大林組/免震基礎コンクリの充てん率計測AIシステム開発/画像から空隙を自動判定

 大林組は、免震建物の基礎コンクリート工事で品質確保のために必要となる試験施工向けの新しいシステムを開発した。撮影した画像によるコンクリートの空隙(げき)判定を人工知能(AI)で代行し、充てん率を自動計測する。試験体1体で80枚の写真を検査する場合を想定してシステムの検証を行った結果、従来は1人で5~7日以上掛かっていた作業が2~3日で完了できることを確認した。
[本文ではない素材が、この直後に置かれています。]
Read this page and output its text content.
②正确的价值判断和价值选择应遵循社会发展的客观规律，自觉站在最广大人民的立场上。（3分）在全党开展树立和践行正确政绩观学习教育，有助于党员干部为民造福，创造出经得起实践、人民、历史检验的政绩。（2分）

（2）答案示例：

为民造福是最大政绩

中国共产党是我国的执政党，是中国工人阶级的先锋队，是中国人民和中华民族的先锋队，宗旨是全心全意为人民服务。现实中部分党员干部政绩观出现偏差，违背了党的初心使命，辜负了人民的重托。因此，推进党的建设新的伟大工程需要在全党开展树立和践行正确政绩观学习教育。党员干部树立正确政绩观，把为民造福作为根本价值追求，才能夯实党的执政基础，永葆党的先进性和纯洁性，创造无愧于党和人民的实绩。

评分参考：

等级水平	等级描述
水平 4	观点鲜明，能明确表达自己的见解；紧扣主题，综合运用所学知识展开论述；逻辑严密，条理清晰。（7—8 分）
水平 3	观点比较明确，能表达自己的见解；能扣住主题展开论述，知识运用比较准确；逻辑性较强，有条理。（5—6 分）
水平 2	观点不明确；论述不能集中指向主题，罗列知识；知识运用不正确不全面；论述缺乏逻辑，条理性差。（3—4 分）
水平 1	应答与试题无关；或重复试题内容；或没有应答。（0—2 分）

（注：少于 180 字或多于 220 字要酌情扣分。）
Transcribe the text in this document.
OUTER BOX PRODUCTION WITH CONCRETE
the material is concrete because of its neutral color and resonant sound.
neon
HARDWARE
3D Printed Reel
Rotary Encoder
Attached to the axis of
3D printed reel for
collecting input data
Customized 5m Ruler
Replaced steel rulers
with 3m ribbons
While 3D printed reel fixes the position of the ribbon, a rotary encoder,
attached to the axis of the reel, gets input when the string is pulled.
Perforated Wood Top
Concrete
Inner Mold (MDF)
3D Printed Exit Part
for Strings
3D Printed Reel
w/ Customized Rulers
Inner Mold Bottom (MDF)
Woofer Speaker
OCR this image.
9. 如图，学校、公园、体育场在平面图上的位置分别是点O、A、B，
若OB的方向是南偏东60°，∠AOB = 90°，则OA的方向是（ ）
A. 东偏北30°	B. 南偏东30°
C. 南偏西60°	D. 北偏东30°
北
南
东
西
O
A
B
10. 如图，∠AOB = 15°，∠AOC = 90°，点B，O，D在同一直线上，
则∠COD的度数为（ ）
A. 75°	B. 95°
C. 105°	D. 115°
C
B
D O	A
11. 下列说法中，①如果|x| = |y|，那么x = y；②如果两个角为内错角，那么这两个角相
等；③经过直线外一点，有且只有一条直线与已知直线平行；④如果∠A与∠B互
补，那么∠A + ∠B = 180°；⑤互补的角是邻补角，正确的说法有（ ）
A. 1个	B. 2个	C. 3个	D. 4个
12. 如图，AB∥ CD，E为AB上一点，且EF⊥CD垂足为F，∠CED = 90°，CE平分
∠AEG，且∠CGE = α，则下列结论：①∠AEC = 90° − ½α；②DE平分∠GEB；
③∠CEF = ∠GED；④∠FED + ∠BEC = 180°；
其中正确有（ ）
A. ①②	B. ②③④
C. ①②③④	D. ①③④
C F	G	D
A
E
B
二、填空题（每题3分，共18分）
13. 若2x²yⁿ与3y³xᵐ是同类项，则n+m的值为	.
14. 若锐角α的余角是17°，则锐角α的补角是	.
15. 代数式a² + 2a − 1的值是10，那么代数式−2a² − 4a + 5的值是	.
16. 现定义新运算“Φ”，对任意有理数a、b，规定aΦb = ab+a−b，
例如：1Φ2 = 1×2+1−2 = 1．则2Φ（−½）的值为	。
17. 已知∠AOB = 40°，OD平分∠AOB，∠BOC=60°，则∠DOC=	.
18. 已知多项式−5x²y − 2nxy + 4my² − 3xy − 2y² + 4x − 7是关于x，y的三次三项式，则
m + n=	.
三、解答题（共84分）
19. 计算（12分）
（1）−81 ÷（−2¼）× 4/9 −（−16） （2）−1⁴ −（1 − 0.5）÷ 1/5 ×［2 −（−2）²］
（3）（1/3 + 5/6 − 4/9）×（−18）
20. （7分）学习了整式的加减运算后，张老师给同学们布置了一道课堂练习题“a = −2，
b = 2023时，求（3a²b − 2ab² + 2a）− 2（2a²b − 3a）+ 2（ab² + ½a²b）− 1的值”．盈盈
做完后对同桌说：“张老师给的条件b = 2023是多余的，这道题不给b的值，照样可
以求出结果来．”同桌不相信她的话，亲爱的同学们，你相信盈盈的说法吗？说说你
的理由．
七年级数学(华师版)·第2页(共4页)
 システムは、AIを支える要素技術のディープラーニング(深層学習)を応用した。コンクリート面の空隙の特徴をコンピューターに学習させることで、所定寸法以上の空隙部分を自動検出して着色し、空隙面積の割合から充てん率を算出する。AIが検出した空隙の最長径や面積なども数値で表示できる。
 専門技術者が目視で行う従来の判定結果と比較した結果、新システムは空隙判定箇所の間違いの少なさを表す精度で84%、空隙の見落としの少なさを意味する再現率が約95%という結果が得られた。検出結果を最終的に人が確認して着色漏れを是正することにより、従来と同等の検査精度を確保できる。
 現在は、さまざまな現場で合否判定作業時の写真サンプルを取得し、空隙検出精度の向上に取り組んでいる段階という。今後、建設現場での検証を重ね、品質確保に十分な精度と再現率を確認した上で、検査業務の効率化に活用していく。
 免震装置は免震基礎コンクリートの上に設置したベースプレートと呼ばれる鋼板の上に取り付ける。プレートの下部に打設したコンクリートが密実に充てんされているかどうかは直接確認できない。
 このため、工事に先立ち実物大試験を実施する。プレートを取り除き下面のコンクリートの空隙を計測し、充てん率が基準を満たしていることを確認する。撮影写真は試験体当たり、25~100枚程度に上る。判定結果の算出に1週間以上掛かる場合もあり、検査の効率化が求められていた。
 目視検査を行う他の業務にもAIの適用範囲を拡大し、技術者不足や技術者の能力差による結果のばらつき、人的要因による見落としなどの解消を目指す。